• A better way
    November 20,2013

    In some ways the state of Vermont has become a victim of its good intentions.

    State officials are trying to devise methods for dealing with inmates whose mental problems are so severe they are likely to hurt themselves or others upon release and most certainly will end up back in prison.

    Recent experience has shown that as many as 20 to 30 released offenders may end up needing individual one-on-one or two-on-one supervision and treatment. This level of supervision is extremely expensive, costing $3 million this year. One released offender in need of supervision may cost up to $500,000.

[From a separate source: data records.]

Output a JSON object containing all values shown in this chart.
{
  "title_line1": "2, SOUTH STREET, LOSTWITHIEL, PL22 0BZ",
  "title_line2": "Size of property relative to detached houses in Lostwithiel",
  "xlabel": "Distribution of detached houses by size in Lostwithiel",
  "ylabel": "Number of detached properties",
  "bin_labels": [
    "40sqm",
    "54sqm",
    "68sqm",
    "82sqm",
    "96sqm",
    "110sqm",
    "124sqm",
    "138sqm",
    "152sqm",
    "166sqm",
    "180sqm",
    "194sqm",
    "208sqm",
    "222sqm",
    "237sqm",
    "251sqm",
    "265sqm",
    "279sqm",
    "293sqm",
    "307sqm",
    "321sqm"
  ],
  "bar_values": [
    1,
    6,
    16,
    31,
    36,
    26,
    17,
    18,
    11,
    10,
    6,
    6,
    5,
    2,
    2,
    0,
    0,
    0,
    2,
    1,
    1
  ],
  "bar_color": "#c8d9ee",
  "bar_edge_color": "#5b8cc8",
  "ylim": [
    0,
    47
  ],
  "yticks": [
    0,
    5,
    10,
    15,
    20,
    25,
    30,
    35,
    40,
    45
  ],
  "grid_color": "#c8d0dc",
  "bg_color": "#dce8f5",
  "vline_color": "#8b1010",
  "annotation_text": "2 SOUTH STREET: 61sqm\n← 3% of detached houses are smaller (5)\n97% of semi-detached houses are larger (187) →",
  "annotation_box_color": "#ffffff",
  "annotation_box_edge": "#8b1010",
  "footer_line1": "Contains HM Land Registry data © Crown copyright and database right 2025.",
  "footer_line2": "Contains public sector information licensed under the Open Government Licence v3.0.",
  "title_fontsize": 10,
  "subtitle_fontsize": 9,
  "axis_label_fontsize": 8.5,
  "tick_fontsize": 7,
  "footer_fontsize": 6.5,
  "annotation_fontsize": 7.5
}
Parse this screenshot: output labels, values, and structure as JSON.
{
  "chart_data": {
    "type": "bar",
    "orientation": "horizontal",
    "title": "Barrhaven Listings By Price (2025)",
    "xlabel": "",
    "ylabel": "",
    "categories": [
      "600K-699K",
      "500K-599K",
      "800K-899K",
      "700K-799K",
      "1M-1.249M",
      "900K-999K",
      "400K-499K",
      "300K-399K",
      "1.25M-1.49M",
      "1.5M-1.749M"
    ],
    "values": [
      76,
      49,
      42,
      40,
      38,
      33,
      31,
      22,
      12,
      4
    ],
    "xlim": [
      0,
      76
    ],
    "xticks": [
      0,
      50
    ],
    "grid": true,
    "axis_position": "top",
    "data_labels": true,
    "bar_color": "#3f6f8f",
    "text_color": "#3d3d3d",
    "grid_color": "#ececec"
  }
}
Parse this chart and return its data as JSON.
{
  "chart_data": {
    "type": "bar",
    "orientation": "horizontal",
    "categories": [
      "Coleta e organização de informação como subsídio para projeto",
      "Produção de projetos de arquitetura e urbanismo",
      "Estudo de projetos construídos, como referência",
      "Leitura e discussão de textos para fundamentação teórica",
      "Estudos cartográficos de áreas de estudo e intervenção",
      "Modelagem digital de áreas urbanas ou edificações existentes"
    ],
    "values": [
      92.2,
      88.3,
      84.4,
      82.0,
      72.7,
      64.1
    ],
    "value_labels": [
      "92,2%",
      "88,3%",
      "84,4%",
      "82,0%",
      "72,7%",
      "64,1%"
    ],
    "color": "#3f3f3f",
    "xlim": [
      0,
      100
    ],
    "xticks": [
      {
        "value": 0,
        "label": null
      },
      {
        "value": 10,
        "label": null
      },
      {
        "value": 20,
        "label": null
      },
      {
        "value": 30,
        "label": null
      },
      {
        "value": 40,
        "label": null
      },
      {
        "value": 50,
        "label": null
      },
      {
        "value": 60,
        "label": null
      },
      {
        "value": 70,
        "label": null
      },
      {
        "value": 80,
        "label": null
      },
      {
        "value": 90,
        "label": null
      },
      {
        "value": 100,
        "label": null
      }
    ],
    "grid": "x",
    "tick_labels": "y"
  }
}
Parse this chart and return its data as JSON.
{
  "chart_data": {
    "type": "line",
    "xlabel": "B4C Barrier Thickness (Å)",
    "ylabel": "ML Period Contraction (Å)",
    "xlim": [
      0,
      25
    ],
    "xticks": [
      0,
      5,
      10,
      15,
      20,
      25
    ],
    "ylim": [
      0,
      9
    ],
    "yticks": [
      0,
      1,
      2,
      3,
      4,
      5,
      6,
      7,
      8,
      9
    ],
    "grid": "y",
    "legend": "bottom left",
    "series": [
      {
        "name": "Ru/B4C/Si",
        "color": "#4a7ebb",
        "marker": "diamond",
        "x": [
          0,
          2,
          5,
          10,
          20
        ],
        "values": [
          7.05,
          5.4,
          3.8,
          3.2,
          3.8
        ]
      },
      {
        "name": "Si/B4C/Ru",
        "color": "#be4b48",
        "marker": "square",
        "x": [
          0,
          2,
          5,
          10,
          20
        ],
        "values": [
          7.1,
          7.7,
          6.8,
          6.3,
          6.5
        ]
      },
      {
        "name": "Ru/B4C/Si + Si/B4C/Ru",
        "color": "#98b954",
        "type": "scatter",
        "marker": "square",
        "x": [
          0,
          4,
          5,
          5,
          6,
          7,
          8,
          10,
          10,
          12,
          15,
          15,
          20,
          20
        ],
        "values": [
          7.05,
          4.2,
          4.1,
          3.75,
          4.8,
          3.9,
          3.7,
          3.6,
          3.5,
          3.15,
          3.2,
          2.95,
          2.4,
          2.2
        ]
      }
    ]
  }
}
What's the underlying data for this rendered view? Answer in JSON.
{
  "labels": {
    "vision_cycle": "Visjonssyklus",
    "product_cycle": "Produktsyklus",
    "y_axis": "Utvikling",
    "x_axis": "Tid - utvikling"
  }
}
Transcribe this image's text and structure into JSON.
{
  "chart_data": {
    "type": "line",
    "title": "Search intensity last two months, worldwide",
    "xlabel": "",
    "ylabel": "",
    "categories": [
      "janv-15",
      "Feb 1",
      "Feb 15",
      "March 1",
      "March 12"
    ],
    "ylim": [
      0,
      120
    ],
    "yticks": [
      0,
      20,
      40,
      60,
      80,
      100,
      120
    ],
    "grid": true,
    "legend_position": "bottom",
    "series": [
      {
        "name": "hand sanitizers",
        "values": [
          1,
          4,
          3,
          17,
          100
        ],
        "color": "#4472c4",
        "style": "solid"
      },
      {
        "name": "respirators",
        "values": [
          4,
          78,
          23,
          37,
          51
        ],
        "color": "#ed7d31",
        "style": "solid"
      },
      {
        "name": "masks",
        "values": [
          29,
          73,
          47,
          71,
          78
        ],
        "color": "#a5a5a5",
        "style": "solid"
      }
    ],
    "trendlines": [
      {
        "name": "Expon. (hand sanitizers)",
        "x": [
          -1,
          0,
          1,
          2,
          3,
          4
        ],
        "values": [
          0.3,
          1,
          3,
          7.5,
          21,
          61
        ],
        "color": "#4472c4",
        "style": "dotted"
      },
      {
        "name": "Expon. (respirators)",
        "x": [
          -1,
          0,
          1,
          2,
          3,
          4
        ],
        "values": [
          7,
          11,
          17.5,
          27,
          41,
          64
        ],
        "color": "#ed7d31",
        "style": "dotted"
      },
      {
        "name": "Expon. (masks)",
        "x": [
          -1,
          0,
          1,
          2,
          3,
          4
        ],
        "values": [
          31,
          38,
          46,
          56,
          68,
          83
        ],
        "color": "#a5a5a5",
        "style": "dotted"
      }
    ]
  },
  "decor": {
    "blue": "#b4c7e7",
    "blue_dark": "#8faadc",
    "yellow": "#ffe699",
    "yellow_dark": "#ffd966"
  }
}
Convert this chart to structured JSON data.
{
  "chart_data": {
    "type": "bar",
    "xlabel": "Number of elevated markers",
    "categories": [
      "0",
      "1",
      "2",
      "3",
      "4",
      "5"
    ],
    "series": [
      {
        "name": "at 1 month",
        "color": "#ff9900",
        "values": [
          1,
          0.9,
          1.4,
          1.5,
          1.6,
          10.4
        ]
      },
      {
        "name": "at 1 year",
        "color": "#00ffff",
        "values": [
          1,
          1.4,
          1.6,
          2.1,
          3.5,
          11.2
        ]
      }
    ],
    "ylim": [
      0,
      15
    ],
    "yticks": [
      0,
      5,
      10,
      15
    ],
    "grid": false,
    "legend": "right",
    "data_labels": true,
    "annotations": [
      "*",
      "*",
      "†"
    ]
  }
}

    It wasn’t always this way. In the bad old days troubled people were thrown into the Vermont State Hospital in Waterbury, where authorities were much freer to commit patients involuntarily. People with developmental disabilities were housed in large numbers at the Brandon Training School. (Former residents of the Brandon Training School celebrated the 20th anniversary of its closing last week.)

    Eventually, good intentions prevailed. Caretakers, families and policymakers decided there had to be an alternative to warehousing people either in Waterbury or Brandon. “Warehousing” is the word that is still used to describe the old methods. Large institutions were concerned mainly with providing food and shelter and were less able to provide individualized care or integrate people effectively back into their communities.

    As Waterbury and Brandon gradually emptied their wards, communities worked to receive them. Group homes, work programs and community mental health services all grew up to provide the services needed to maintain people and address their special needs.

    But it has not been a seamless transition. Nationally, problems of homelessness and drug abuse have been exacerbated by a free-floating population of troubled people who fall through the cracks of services offered. In Vermont people with mental health and drug abuse problems form a disproportionately high percentage of our prison population. Easing them back into the community is now what the state is up against.

    We can’t go back to warehousing. We can’t continue to provide daily, intensive, expensive treatment. That’s why last year the Legislature created a special study committee to look at the problem. In the meantime, Human Services Secretary Douglas Racine put a moratorium on individual treatment plans and supervision.

    The study committee has come up with a plan that draws on the state’s experience with drug courts and other programs that work to divert people away from the prison system and toward the help they need. The plan is called the “sequential intercept model,” and it is designed to grab onto a person in need at each point of contact with police or courts.

    The first point of contact occurs after interaction with police. Thereafter, a troubled person may be intercepted before arraignment, after arraignment and before disposition of the case, or as part of sentencing. At each contact point, the aim is to steer a person toward help so he does not become a permanent acute case.

    It is a forward-thinking proposal, though reality suggests that multiple interceptions won’t alter the fact that some people will still have acute problems, no matter how many interventions occur. It is often the case in mental health, as in other forms of health care, that a few acute cases absorb a high percentage of available money. Closing Waterbury doesn’t change that fact. Money will have to be spent. The new plan may help ensure that it is spent productively, which ultimately ought to help restrain the level of necessary spending.

    Our good intentions persuade us that it is not salutary for the individual or cost-effective for the state to kick people onto the street, throw them serially into prison or warehouse them in old-style mental health institutions. We are still looking for an answer we can afford, and the new plan may point the way.